Die Eckdaten im Kosovo sind seit Jahren besorgniserregend. Die Arbeitslosigkeit liegt bei über 50 Prozent, das monatliche Einkommen sinkt in den letzen Jahren stetig, zwei Drittel der Bevölkerung lebt im strukturschwachen ländlichen Raum, nur ein Viertel ist am Kanalisationsnetz angeschlossen, selbst in der Hauptstadt Pristina. "Hier eine Entwicklung zu bewirken wird eine der größten Herausforderungen der Zukunft werden," meint Knaus.
Hohe Erwartungen
Eine Zukunft, die trotz bevorstehender Statusklärung alles andere als gewiss ist. Spätestens im Sommer, so ist in kosovarischen Medien zu lesen, wolle man eine endgültige Lösung der Statusfrage, so lange reiche die Geduld noch. Die Erwartungshaltung, erzählt Verena Knaus im derStandard.at-Gespräch, dass sich die Dinge mit der Klärung der Statusfrage ändern, ist hier unheimlich groß". Zwar versuchen kosovarische Politiker die Erwartungen zu zügeln, der große finanzielle "Schock der Unabhängigkeit" stehe aber noch bevor.

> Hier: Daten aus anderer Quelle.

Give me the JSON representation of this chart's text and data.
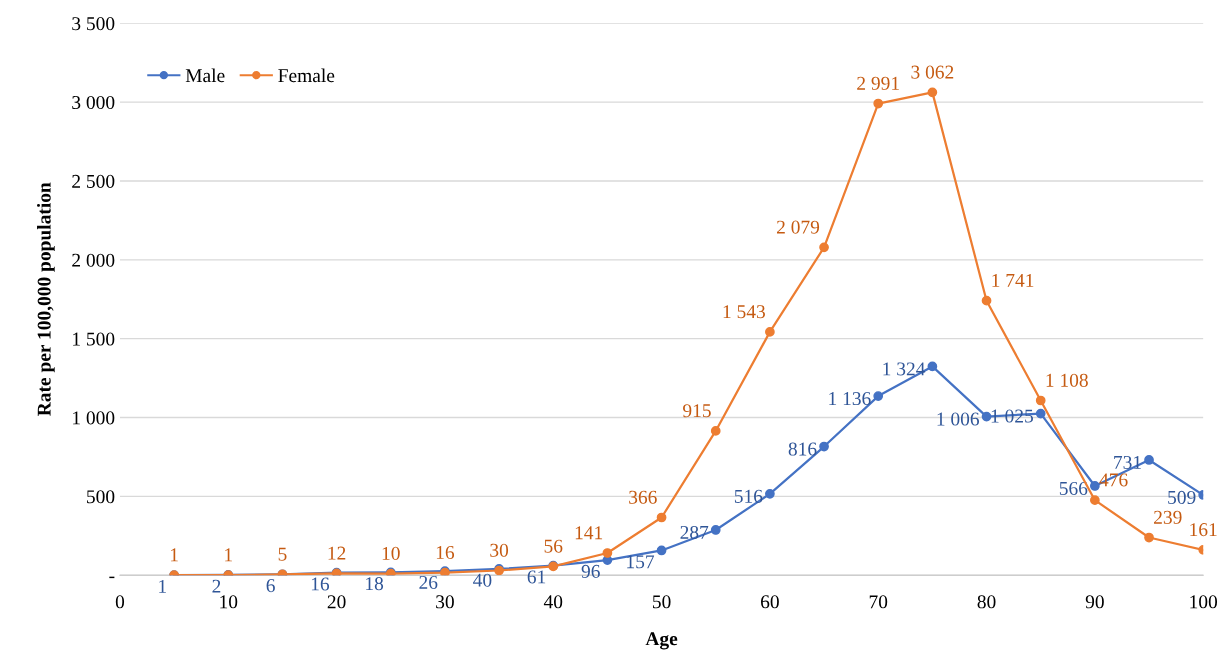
{
  "chart_data": {
    "type": "line",
    "xlabel": "Age",
    "ylabel": "Rate per 100,000 population",
    "x": [
      5,
      10,
      15,
      20,
      25,
      30,
      35,
      40,
      45,
      50,
      55,
      60,
      65,
      70,
      75,
      80,
      85,
      90,
      95,
      100
    ],
    "series": [
      {
        "name": "Male",
        "color": "#4472c4",
        "values": [
          1,
          2,
          6,
          16,
          18,
          26,
          40,
          61,
          96,
          157,
          287,
          516,
          816,
          1136,
          1324,
          1006,
          1025,
          566,
          731,
          509
        ],
        "value_labels": [
          "1",
          "2",
          "6",
          "16",
          "18",
          "26",
          "40",
          "61",
          "96",
          "157",
          "287",
          "516",
          "816",
          "1 136",
          "1 324",
          "1 006",
          "1 025",
          "566",
          "731",
          "509"
        ]
      },
      {
        "name": "Female",
        "color": "#ed7d31",
        "values": [
          1,
          1,
          5,
          12,
          10,
          16,
          30,
          56,
          141,
          366,
          915,
          1543,
          2079,
          2991,
          3062,
          1741,
          1108,
          476,
          239,
          161
        ],
        "value_labels": [
          "1",
          "1",
          "5",
          "12",
          "10",
          "16",
          "30",
          "56",
          "141",
          "366",
          "915",
          "1 543",
          "2 079",
          "2 991",
          "3 062",
          "1 741",
          "1 108",
          "476",
          "239",
          "161"
        ]
      }
    ],
    "xlim": [
      0,
      100
    ],
    "xticks": [
      0,
      10,
      20,
      30,
      40,
      50,
      60,
      70,
      80,
      90,
      100
    ],
    "ylim": [
      0,
      3500
    ],
    "yticks": [
      {
        "value": 0,
        "label": "-"
      },
      500,
      {
        "value": 1000,
        "label": "1 000"
      },
      {
        "value": 1500,
        "label": "1 500"
      },
      {
        "value": 2000,
        "label": "2 000"
      },
      {
        "value": 2500,
        "label": "2 500"
      },
      {
        "value": 3000,
        "label": "3 000"
      },
      {
        "value": 3500,
        "label": "3 500"
      }
    ],
    "grid": "y",
    "legend": "top left",
    "marker": "circle",
    "line_style": "solid"
  }
}
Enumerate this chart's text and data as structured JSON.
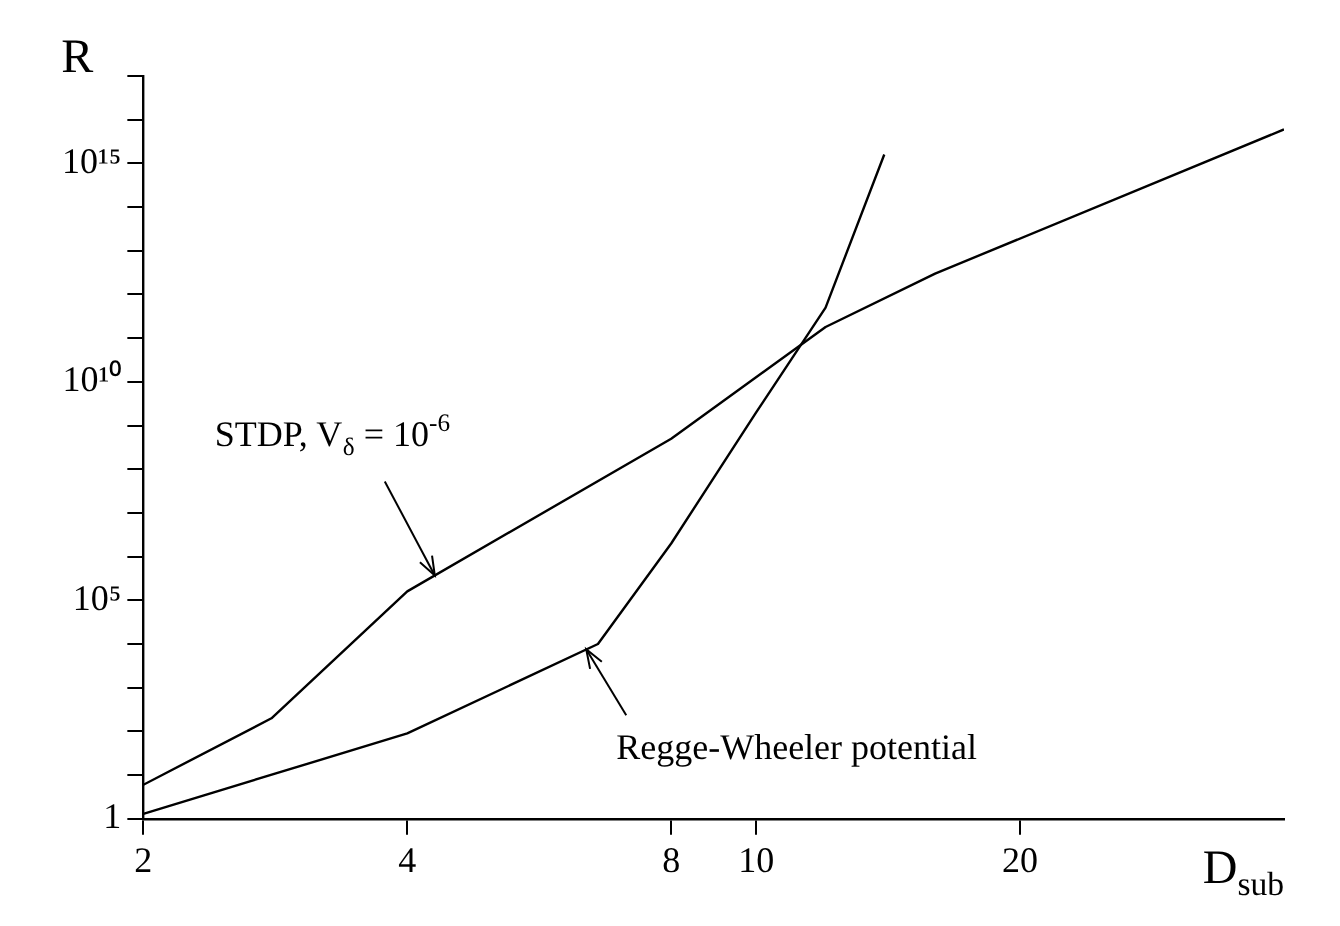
{
  "chart_data": {
    "type": "line",
    "xlabel": "D$_{sub}$",
    "ylabel": "R",
    "xlim": [
      2,
      40
    ],
    "xticks": [
      2,
      4,
      8,
      10,
      20
    ],
    "ylim": [
      1,
      1e+17
    ],
    "yticks": [
      {
        "value": 1,
        "label": "1"
      },
      {
        "value": 10,
        "label": null
      },
      {
        "value": 100,
        "label": null
      },
      {
        "value": 1000,
        "label": null
      },
      {
        "value": 10000,
        "label": null
      },
      {
        "value": 100000,
        "label": "10⁵"
      },
      {
        "value": 1000000.0,
        "label": null
      },
      {
        "value": 10000000.0,
        "label": null
      },
      {
        "value": 100000000.0,
        "label": null
      },
      {
        "value": 1000000000.0,
        "label": null
      },
      {
        "value": 10000000000.0,
        "label": "10¹⁰"
      },
      {
        "value": 100000000000.0,
        "label": null
      },
      {
        "value": 1000000000000.0,
        "label": null
      },
      {
        "value": 10000000000000.0,
        "label": null
      },
      {
        "value": 100000000000000.0,
        "label": null
      },
      {
        "value": 1000000000000000.0,
        "label": "10¹⁵"
      },
      {
        "value": 1e+16,
        "label": null
      },
      {
        "value": 1e+17,
        "label": null
      }
    ],
    "log": "xy",
    "grid": false,
    "legend": false,
    "marker": "none",
    "line_style": "solid",
    "series": [
      {
        "color": "#000000",
        "x": [
          2,
          2.8,
          4,
          8,
          12,
          16,
          40
        ],
        "values": [
          6,
          200,
          160000,
          500000000,
          180000000000,
          3000000000000,
          6000000000000000
        ]
      },
      {
        "color": "#000000",
        "x": [
          2,
          4,
          6.6,
          8,
          10,
          12,
          14
        ],
        "values": [
          1.3,
          90,
          10000,
          2000000,
          2000000000,
          500000000000,
          1600000000000000
        ]
      }
    ],
    "annotations": [
      {
        "text": "STDP, V$_{δ}$ = 10$^{-6}$",
        "x": 4.3,
        "y": 370000
      },
      {
        "text": "Regge-Wheeler potential",
        "x": 6.4,
        "y": 7600
      }
    ]
  }
}
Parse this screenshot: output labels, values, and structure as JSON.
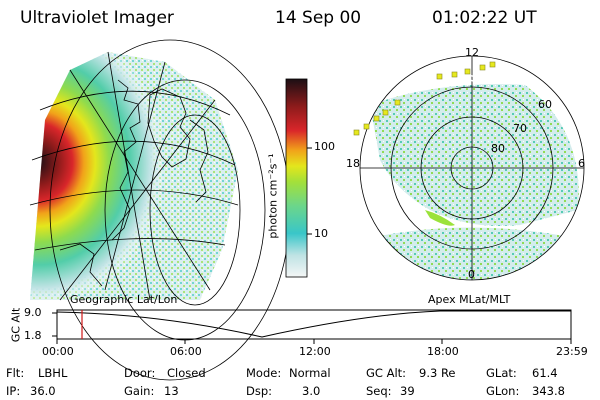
{
  "header": {
    "instrument": "Ultraviolet Imager",
    "date": "14 Sep 00",
    "time": "01:02:22 UT"
  },
  "colorbar": {
    "label": "photon cm⁻²s⁻¹",
    "ticks": [
      "100",
      "10"
    ],
    "scale": "log",
    "colors": [
      "#f4f6f6",
      "#bfe3e4",
      "#39c6c9",
      "#6cd68a",
      "#a3e03a",
      "#e4e61c",
      "#f1a21a",
      "#d9262a",
      "#8e1b1b",
      "#1c0f14"
    ]
  },
  "left_panel": {
    "caption": "Geographic Lat/Lon"
  },
  "right_panel": {
    "caption": "Apex MLat/MLT",
    "mlt_labels": [
      "12",
      "18",
      "6",
      "0"
    ],
    "mlat_labels": [
      "60",
      "70",
      "80"
    ]
  },
  "timeline": {
    "axis_label": "GC Alt",
    "y_ticks": [
      "9.0",
      "1.8"
    ],
    "x_ticks": [
      "00:00",
      "06:00",
      "12:00",
      "18:00",
      "23:59"
    ],
    "marker_time": "01:02",
    "marker_color": "#d01818"
  },
  "info": {
    "filter_label": "Flt:",
    "filter_value": "LBHL",
    "door_label": "Door:",
    "door_value": "Closed",
    "mode_label": "Mode:",
    "mode_value": "Normal",
    "gc_alt_label": "GC Alt:",
    "gc_alt_value": "9.3 Re",
    "glat_label": "GLat:",
    "glat_value": "61.4",
    "ip_label": "IP:",
    "ip_value": "36.0",
    "gain_label": "Gain:",
    "gain_value": "13",
    "dsp_label": "Dsp:",
    "dsp_value": "3.0",
    "seq_label": "Seq:",
    "seq_value": "39",
    "glon_label": "GLon:",
    "glon_value": "343.8"
  }
}
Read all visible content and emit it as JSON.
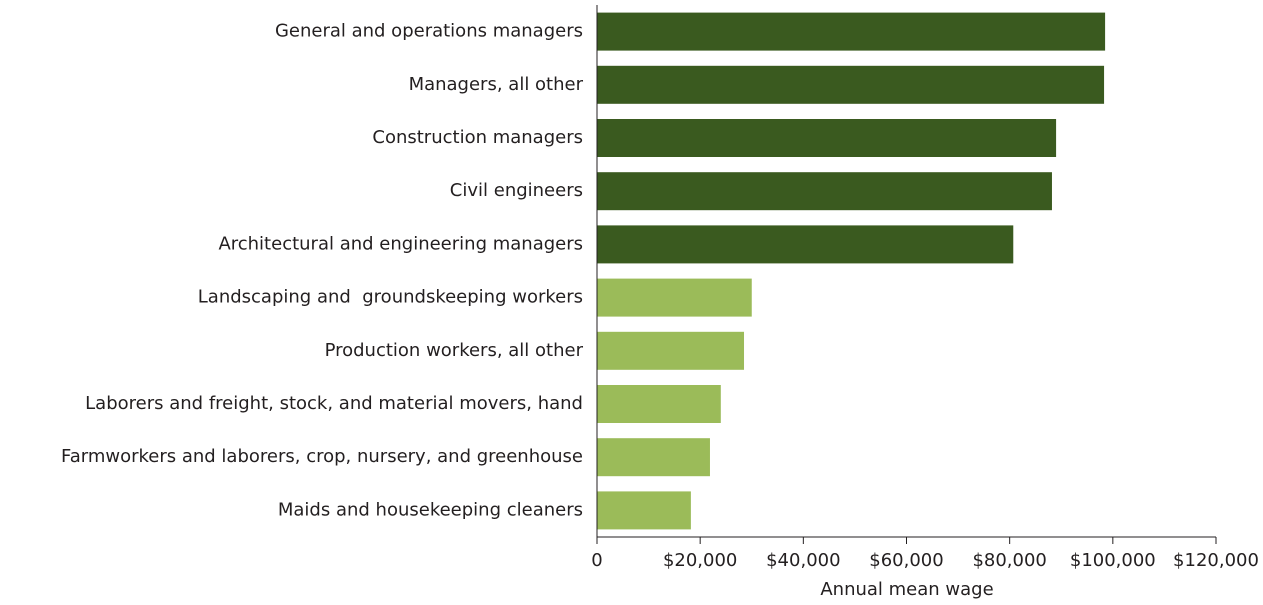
{
  "chart_data": {
    "type": "barh",
    "categories": [
      "General and operations managers",
      "Managers, all other",
      "Construction managers",
      "Civil engineers",
      "Architectural and engineering managers",
      "Landscaping and  groundskeeping workers",
      "Production workers, all other",
      "Laborers and freight, stock, and material movers, hand",
      "Farmworkers and laborers, crop, nursery, and greenhouse",
      "Maids and housekeeping cleaners"
    ],
    "values": [
      98500,
      98300,
      89000,
      88200,
      80700,
      30000,
      28500,
      24000,
      21900,
      18200
    ],
    "colors": [
      "#3a5a1f",
      "#3a5a1f",
      "#3a5a1f",
      "#3a5a1f",
      "#3a5a1f",
      "#9bbb59",
      "#9bbb59",
      "#9bbb59",
      "#9bbb59",
      "#9bbb59"
    ],
    "xlabel": "Annual mean wage",
    "xlim": [
      0,
      120000
    ],
    "xticks": [
      0,
      {
        "value": 20000,
        "label": "$20,000"
      },
      {
        "value": 40000,
        "label": "$40,000"
      },
      {
        "value": 60000,
        "label": "$60,000"
      },
      {
        "value": 80000,
        "label": "$80,000"
      },
      {
        "value": 100000,
        "label": "$100,000"
      },
      {
        "value": 120000,
        "label": "$120,000"
      }
    ]
  }
}
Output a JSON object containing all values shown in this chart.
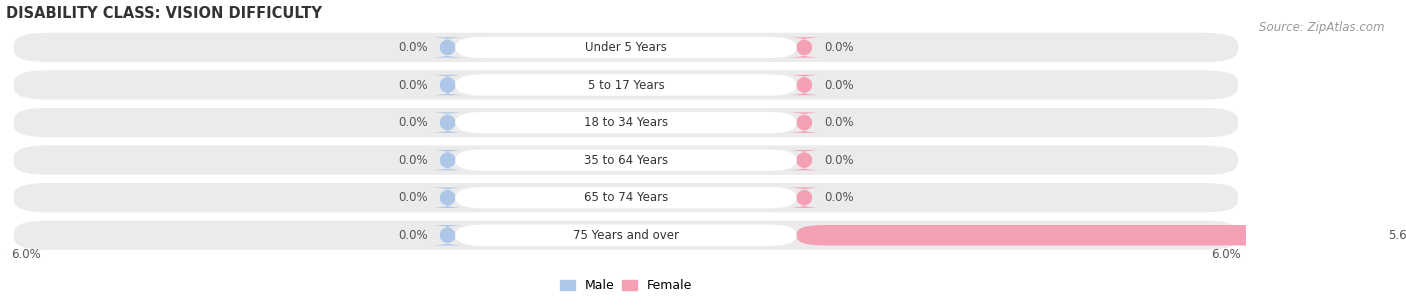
{
  "title": "DISABILITY CLASS: VISION DIFFICULTY",
  "source_text": "Source: ZipAtlas.com",
  "categories": [
    "Under 5 Years",
    "5 to 17 Years",
    "18 to 34 Years",
    "35 to 64 Years",
    "65 to 74 Years",
    "75 Years and over"
  ],
  "male_values": [
    0.0,
    0.0,
    0.0,
    0.0,
    0.0,
    0.0
  ],
  "female_values": [
    0.0,
    0.0,
    0.0,
    0.0,
    0.0,
    5.6
  ],
  "male_color": "#aec6e8",
  "female_color": "#f4a0b5",
  "bar_bg_color": "#ebebeb",
  "label_pill_color": "#ffffff",
  "xlim": 6.0,
  "legend_male": "Male",
  "legend_female": "Female",
  "title_fontsize": 10.5,
  "source_fontsize": 8.5,
  "value_fontsize": 8.5,
  "category_fontsize": 8.5,
  "bar_height": 0.68,
  "stub_size": 1.5,
  "background_color": "#ffffff",
  "row_bg_color": "#f5f5f5",
  "separator_color": "#e0e0e0"
}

Schließlich soll das Kosovo seinen Anteil an den Vermögenswerten und Schulden des zerbrochenen Staates Jugoslawien selbst übernehmen. Und außerdem, so Verena Knaus, wird die Umsetzung selbst eine kostspielige Sache werden. Allein der Aufbau eines Staatsapparates werde Unmengen an Geld verschlingen. So bleiben die Investitionen in die bitter notwendige Infrastruktur vorerst weiter hintan gestellt.
Internationale Geber
Zwar wurde eine Internationale Geberkonferenz einberufen, um den finanziellen "Schock" anhand einer Prioritätenliste aus Pristina abzufedern, aber auch die soll sich vor allem auf die Umsetzung des Status´ konzentrieren. Wieviel Geld die Internationale Gemeinschaft dafür zur Verfügung stellt, ist allerdings noch unklar.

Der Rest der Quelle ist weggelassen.